You can click on the links here or watch them on the page marked videos.
We hope you enjoy them.
You can click on the links here or watch them on the page marked videos.
We hope you enjoy them.
In the workshop eTwinning in Practice 5, three winner projects were presented by the teachers involved; winner of The Marie Sklodowska Curie Prize Fly me to the Moon, winner of the English as a second language prize P.A.L.E. Play and Learn English and The Mevlana prize for intercultural understandning, Intercultural dialogue through fairytales, drama and art.
In a packed room, with people even standing at the back, we got an interesting insight into the three winning projects. All three projects are very different; they involve different age groups, subjects and sets of activities and tools. Nevertheless, there are still several similarities between the teachers’ presentations. Could these similarities be some of the key ingredients in a recipe for a successful eTwinning project?
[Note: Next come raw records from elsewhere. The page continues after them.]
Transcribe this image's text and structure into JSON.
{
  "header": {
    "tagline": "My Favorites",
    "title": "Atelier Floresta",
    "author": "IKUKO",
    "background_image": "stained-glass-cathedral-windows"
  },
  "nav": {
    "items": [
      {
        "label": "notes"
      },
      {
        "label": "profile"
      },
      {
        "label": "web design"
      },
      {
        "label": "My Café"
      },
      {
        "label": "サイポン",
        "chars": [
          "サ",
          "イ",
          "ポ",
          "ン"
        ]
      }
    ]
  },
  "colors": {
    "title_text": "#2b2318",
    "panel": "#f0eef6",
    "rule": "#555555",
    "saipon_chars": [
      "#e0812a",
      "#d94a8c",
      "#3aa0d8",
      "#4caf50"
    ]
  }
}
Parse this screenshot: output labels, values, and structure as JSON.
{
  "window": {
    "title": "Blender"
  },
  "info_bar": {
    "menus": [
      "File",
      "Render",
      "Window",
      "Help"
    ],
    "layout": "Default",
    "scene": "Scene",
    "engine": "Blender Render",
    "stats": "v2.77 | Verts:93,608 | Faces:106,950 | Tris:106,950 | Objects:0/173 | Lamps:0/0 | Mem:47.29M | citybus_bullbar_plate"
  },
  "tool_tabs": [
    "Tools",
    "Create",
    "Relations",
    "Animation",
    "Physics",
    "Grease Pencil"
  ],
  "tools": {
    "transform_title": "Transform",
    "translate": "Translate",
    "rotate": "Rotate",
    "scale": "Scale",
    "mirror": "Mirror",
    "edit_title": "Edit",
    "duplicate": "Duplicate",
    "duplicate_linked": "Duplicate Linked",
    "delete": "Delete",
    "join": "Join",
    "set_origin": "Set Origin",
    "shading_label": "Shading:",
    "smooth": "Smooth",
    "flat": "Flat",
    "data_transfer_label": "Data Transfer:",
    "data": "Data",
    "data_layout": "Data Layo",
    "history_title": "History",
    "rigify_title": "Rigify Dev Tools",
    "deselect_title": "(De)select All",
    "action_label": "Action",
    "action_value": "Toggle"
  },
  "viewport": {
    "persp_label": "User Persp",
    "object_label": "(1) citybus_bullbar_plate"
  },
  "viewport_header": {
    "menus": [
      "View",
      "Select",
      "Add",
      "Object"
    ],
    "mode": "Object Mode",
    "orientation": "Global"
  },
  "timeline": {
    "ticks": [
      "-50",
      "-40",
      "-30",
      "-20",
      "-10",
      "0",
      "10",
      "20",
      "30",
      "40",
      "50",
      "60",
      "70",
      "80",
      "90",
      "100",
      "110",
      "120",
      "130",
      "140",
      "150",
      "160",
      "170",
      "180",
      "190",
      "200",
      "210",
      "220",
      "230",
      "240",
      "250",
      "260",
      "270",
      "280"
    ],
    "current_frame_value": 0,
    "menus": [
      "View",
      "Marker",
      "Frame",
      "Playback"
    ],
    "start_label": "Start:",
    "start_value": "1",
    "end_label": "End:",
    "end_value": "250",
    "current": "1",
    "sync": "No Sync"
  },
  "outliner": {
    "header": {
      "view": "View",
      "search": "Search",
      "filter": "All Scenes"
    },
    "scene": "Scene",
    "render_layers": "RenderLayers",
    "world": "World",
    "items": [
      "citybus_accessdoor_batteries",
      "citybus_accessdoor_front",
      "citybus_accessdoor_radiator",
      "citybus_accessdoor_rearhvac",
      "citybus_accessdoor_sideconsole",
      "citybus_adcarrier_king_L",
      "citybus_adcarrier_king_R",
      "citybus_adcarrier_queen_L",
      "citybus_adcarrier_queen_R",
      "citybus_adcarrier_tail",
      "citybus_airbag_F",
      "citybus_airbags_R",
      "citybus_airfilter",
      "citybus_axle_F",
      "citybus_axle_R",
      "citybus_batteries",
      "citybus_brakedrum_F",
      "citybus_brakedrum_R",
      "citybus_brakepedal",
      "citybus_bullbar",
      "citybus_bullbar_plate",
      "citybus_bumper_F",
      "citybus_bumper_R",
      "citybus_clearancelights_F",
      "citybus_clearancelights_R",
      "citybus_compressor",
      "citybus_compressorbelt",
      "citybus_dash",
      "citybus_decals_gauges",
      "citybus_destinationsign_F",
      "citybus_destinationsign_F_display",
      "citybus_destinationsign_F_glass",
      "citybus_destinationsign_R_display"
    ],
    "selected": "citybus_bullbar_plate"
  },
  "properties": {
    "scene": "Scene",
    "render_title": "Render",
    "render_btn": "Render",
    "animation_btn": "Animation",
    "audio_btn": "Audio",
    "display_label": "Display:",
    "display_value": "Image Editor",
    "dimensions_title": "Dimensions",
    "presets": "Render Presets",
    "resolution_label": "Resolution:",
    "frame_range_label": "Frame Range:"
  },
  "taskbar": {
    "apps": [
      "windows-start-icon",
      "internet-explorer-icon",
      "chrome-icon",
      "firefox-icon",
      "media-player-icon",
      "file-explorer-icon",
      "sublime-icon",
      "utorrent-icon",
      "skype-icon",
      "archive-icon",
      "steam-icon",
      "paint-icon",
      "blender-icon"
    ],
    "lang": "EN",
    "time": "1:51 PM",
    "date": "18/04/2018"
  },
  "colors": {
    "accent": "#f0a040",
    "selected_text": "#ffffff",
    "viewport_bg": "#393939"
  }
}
All presenting teachers stressed the importance of having good project planning and the importance of having set time lines for doing things in a project. However, they also pointed out that planning does not mean over planning: Pupils need to be able to see and reflect on the proposed plan, and to come up with their own suggestions and ideas of what to do in a project.
Many of the teachers involved in these winning projects had worked with one another before, and could therefore build on their previous collaboration and ways of working. A good lesson might therefor be to hold on to previous eTwinning partners, while also being open to new contacts. The teachers also stressed the value of good communication and being organized in the project. This is of even more importance for big projects, with partner schools from most European countries.
Many of the teacher presenters of this workshop also showed us that they build on activities they have done in previous eTwinning projects, which makes planning a new project easier, even if the new project is not identical to the previous one.
During the workshop, it also becomes evident that these (eT)winning teachers are creative and enthusiastic and eager to learn, also from each other, and are continuously developing their teaching. What also shines through is how proud the teachers of these three winning projects are of their work in eTwinning. And so they should be!
In this workshop, the Turkish Ambassador and English teacher Adil Tugyan gave an insight into the characeristics of education in the 21st century. What do students want? What skills do 21st century teachers need?
While most students today are digital natives who are familiar with the internet and social media, the majority of teachers are rather digital immigrants. But in order to prepare their students to a live in a modern world, teachers need to adapt their classes to the requirements of the future. This means for example to create a diverse learning environment (in terms of media, data sources and collaborative approaches).
What does it take to be an effective teacher in the 21st century? What do teachers need? These questions were lively discussed during the workshop and a lot of examples were exchanged. With several videos and a vivid presentation, Adilshowed examples of his own teaching experience in Turkey.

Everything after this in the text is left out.